Muggle fashion didn't hold much interest to me anymore when compared to letters from my friends.
I had gotten two that particular day, and I had jumped in my hospital bed just to read them in complete comfort. My food tray, levitating in front of me with a stubborn charm I would be able to break if only I had my wand, sat by my feet, as I used one foot to push it down. The tray would not stop until I ate everything on it, but my mail was more likely to satisfy me than the obligated food. It rattled under my foot softly, though I wasn't worried about spilling. It had a charm for that too.
An easy smile tugged at my cheeks when I read the names of the senders.
I wasn't surprised that one of the letters was from Lily. When I woke up for the first time since my fight with Mulciber, one had already been waiting for me patiently on the nightstand. Lily, in her amazing audacity, had given the letter to Dumbledore himself to deliver to me, when three days went on and I still hadn't opened my eyes. She had been startled by my sudden disappearance and the subsequent lack of information on me on those first few days. So she took matters into her own hands and imposed herself on the Headmaster.
She was brilliant.
More letters followed hers, and though a score were official Ministry reports on my situation, I also got mail from the Marauders. I was surprised. I had only been in the Hospital for four days and the boys were sweet enough to post me when they could have just asked Lily or something. I held Sirius' letter it in my hand a while longer, staring absent-mindedly at the way the flourish of his handwriting had made my name. It seemed particularly pretty, especially with the messy scrawl of his I was used to reading on his school assignments. Maybe he had no time for impeccable calligraphy in his school work, but clearly, he did in his letters. With a sigh, I placed it on the nightstand, where I had my read mail piled.
There was sound on the other side of my door. I waited for the shadows that I could see under it to come inside. Visitors had been common enough during my few conscious days in St. Mungo's. I didn't particularly enjoy the idea of entertaining a Healer or a Ministry official like McPhail, but I would if there was no other choice. When the door didn't open, I looked back to more interesting things. On my lap sat Lily's recent letter and I unfolded it as fast as I could without damaging it.
Dear Faraday,
How are you? I hope that you're better than when you wrote your last letter. I'm sure your new hate for bandages is well placed, but the Healers wrapped you in them for a reason. Don't be stubborn and let them do their job. But of course, you are welcomed to vent with me.
I am in serious need of venting. Mary and Dorcas are all but had it with me. I know we rarely ever talked about Mulciber, and I have noticed that he is a sore subject for you, but I am angry. I can't help it. I want to kill that git. I want to hex him into oblivion until he's begging for forgiveness on his knees. It has to be on his knees. Mary said I should try to control myself, but it's too much. You are in the hospital! You've been in the hospital for days and what has he gotten? The news of your duel was spread all over the school, but I haven't seen Mulciber. It's like he disappeared. And your housemates are eerily silent. Last night during dinner, no one was talking in the Slytherin table. There's obviously something going on there. Do you know? Would you be willing to tell me?

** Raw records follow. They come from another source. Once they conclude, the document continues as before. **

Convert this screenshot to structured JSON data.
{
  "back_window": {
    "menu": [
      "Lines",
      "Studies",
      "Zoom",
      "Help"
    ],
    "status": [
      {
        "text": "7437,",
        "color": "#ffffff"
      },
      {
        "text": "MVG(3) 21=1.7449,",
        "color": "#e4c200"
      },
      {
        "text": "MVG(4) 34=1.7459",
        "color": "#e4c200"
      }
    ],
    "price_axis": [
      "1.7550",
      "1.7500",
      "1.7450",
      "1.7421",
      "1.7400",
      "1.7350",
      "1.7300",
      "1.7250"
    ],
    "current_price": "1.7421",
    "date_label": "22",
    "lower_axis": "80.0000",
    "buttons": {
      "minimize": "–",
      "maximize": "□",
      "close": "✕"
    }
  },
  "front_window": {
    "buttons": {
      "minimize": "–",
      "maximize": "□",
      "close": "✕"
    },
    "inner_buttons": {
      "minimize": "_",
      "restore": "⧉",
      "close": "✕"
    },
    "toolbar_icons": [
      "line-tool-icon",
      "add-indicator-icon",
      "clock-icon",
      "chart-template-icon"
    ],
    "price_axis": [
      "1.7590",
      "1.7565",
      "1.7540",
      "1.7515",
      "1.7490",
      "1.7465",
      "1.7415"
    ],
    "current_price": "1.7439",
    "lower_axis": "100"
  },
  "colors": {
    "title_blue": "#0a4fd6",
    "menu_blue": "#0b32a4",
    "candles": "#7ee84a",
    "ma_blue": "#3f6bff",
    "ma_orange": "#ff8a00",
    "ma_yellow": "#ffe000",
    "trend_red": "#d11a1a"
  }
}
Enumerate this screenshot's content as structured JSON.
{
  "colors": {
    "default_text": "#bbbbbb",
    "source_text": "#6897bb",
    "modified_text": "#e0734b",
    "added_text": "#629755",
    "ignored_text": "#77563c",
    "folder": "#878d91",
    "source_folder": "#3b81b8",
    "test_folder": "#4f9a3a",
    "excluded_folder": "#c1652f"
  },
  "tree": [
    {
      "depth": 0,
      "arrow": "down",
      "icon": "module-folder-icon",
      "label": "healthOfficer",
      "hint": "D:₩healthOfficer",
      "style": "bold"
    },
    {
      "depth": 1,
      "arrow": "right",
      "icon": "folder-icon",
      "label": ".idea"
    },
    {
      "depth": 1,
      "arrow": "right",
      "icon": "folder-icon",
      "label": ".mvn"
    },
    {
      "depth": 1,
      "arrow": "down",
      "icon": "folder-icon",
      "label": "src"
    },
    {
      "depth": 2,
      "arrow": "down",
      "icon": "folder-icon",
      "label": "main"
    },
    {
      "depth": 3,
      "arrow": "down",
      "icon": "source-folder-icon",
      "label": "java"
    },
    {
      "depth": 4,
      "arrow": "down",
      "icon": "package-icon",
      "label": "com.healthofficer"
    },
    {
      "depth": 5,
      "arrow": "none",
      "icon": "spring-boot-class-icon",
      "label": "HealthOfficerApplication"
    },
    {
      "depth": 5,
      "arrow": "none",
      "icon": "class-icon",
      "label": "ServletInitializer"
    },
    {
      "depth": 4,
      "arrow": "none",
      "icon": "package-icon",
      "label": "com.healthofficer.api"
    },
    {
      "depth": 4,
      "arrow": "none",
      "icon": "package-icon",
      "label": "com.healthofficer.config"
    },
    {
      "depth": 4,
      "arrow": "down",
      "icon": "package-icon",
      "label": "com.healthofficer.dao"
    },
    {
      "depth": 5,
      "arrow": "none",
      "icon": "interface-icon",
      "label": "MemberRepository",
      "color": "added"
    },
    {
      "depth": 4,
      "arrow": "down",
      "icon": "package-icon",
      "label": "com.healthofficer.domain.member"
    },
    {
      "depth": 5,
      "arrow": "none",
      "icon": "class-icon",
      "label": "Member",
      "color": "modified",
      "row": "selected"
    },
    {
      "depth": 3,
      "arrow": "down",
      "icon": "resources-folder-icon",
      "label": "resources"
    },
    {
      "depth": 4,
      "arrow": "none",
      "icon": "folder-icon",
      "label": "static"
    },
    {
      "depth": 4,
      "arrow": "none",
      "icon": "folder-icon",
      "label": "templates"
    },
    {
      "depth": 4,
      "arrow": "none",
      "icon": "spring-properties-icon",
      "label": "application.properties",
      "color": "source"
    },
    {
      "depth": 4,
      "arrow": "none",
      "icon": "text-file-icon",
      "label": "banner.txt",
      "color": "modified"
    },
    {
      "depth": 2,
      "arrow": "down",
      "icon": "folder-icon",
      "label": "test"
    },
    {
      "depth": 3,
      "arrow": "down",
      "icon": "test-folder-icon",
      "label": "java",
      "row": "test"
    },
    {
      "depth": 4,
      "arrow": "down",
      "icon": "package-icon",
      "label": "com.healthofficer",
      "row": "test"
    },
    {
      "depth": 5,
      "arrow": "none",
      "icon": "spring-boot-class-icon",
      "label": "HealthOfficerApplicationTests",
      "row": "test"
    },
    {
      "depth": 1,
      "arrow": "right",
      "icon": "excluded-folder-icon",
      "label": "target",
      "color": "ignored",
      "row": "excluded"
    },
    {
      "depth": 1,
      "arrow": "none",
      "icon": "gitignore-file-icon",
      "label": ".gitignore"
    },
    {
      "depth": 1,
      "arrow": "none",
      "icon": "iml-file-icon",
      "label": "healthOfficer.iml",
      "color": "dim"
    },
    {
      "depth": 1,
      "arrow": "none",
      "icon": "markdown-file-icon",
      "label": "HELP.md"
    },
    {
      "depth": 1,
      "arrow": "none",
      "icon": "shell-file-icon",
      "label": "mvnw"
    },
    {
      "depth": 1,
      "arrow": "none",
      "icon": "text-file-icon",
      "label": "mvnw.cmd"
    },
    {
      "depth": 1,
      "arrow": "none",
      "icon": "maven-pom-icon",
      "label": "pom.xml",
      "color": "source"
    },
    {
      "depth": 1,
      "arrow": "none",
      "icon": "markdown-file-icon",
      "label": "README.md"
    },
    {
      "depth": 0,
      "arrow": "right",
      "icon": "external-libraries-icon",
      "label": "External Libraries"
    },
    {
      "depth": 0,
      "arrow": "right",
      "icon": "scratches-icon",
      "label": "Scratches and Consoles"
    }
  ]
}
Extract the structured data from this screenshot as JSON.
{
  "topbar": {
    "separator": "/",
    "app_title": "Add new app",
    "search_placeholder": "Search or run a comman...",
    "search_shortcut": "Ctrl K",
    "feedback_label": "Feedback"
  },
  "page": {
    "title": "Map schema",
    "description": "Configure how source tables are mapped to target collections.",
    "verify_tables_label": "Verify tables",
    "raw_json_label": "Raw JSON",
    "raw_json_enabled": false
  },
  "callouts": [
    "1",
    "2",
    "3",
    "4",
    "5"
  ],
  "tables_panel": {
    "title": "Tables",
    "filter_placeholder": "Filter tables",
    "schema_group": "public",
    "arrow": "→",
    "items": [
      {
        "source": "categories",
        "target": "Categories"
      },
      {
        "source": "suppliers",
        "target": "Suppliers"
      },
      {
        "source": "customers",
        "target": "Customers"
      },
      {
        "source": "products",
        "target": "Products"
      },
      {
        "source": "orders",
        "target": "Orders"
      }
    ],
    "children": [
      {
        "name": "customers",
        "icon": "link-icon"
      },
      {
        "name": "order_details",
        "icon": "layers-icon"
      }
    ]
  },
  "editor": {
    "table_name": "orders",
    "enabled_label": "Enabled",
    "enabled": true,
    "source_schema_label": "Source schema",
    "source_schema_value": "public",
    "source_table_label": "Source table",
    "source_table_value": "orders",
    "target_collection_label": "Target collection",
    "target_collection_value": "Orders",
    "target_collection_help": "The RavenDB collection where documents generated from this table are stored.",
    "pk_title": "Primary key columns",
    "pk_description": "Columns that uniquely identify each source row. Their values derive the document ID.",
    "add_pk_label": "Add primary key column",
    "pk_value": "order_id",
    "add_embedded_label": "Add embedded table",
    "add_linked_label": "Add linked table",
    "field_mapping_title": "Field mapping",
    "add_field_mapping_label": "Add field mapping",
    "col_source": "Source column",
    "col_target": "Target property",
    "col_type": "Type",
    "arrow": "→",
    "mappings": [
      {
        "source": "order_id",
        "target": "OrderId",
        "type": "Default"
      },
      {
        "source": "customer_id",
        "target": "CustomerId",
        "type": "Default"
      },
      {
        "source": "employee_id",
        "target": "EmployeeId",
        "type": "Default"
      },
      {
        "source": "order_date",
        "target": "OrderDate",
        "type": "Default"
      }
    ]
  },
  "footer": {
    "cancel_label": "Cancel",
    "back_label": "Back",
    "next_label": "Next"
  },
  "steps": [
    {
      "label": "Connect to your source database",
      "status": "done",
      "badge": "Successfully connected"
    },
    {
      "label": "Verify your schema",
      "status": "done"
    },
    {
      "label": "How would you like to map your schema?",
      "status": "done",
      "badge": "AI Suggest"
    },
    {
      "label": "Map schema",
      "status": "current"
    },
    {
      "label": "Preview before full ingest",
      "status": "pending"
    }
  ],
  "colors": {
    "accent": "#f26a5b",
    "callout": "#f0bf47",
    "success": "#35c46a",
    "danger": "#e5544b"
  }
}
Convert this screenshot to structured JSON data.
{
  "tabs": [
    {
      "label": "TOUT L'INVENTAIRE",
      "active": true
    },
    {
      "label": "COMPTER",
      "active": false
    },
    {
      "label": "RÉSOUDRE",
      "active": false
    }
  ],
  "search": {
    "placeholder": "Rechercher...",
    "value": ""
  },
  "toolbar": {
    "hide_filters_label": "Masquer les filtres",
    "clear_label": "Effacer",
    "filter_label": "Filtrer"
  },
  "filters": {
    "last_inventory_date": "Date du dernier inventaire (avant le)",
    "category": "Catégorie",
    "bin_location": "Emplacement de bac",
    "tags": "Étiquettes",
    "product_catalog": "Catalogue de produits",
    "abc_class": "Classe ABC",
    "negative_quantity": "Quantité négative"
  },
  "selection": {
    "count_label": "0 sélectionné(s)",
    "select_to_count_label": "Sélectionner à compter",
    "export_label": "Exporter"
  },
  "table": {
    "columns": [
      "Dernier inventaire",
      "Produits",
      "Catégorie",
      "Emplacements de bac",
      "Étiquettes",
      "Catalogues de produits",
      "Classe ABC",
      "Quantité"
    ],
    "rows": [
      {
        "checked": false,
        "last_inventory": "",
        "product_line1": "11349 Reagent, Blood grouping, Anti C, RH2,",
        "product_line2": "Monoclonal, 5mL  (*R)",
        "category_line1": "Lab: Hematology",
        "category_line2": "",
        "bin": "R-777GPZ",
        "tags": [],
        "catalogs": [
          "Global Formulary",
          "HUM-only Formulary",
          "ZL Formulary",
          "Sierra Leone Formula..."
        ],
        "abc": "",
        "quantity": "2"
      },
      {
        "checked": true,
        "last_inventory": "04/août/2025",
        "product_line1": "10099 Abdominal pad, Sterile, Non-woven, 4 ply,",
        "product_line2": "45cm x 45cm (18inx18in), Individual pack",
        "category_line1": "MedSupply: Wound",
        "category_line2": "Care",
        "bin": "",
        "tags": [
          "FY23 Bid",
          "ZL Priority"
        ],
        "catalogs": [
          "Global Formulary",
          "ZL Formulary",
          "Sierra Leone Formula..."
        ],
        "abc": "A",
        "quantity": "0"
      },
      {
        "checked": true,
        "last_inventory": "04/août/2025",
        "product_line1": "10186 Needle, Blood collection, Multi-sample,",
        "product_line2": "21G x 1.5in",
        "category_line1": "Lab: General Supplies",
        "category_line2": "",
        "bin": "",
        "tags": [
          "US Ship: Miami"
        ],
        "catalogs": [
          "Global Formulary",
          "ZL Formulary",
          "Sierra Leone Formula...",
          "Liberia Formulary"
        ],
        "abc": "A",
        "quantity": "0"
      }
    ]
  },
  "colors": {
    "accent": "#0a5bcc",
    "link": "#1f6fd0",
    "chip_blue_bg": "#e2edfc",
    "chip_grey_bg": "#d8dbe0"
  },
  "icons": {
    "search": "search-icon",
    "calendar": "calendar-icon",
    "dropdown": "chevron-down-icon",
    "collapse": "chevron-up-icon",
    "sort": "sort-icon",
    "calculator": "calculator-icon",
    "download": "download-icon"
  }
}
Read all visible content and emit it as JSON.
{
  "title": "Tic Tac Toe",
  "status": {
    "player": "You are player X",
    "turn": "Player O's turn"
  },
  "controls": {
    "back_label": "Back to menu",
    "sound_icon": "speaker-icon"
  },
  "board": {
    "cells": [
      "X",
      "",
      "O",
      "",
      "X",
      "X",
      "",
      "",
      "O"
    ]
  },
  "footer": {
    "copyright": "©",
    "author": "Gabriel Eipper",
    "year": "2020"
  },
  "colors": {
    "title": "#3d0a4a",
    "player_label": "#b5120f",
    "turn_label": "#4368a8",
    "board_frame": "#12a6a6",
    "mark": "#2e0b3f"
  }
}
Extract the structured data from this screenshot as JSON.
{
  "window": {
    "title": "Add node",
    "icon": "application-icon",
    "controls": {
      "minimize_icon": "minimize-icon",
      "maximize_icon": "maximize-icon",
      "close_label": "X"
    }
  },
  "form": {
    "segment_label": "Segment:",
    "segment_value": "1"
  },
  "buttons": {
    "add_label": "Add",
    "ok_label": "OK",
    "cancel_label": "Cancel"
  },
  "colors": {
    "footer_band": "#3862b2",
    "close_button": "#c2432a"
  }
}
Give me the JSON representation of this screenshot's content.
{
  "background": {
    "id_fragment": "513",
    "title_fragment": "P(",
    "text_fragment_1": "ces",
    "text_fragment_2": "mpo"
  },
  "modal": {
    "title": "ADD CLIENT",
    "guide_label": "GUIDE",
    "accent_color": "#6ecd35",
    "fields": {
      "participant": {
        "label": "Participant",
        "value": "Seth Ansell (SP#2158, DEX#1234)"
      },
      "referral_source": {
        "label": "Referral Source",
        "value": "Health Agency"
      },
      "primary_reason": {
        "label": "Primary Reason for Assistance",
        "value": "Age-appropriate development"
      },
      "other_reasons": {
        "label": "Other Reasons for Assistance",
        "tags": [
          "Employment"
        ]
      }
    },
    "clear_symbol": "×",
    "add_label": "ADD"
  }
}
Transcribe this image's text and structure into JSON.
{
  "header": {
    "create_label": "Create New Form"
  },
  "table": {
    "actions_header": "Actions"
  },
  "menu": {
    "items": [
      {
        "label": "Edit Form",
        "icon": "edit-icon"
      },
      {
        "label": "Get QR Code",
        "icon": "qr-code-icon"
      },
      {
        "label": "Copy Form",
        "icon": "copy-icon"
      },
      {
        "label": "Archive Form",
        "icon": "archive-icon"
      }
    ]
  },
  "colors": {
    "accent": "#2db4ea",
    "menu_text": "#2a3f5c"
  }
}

I wish I could go visit you, I really do, but Professor McGonagall said it was impossible. I'm sure you're tired of reading the same thing over and over again. I'm sorry. I can't keep it bottled up. Not even hexing Potter's pompous arse makes me feel better these days.
Your notes are coming along swimmingly. I even borrowed Dorcas' from Care for Magical Creatures. It's not a bother so stop telling me to stop. Writing your copy by hand instead of using magic has been a good revising method. If you still want to be stubborn about it, just think of it as the price of not studying with me the time you've been away.
Write to me as soon as you can with the date you'll be released. Black has been saying that he was going to ask you. If he finds out before I do, I'll get madder. Might even hex him next.
Maybe I'll wait until you get back for that. I think it might be a good welcome for you.
Lily.
I folded the parchment and released my untouched tray of food. It glided up from under my foot, levitating towards me as I put Lily's letter on top of Sirius' on the nightstand. All I wanted to do was answer the mail I had gotten, but if I left my meal uneaten much longer, a Healer would most likely appear.
Grabbing a spoonful of the almost bland pudding, I leaned back on the bed. I don't know which I preferred best, helping Sirius win us money or making Lily feel better. Sure, I didn't want her to hex Sirius, but it could have been the only way for me to keep her and to an extent the Marauders from troubling themselves with my matters.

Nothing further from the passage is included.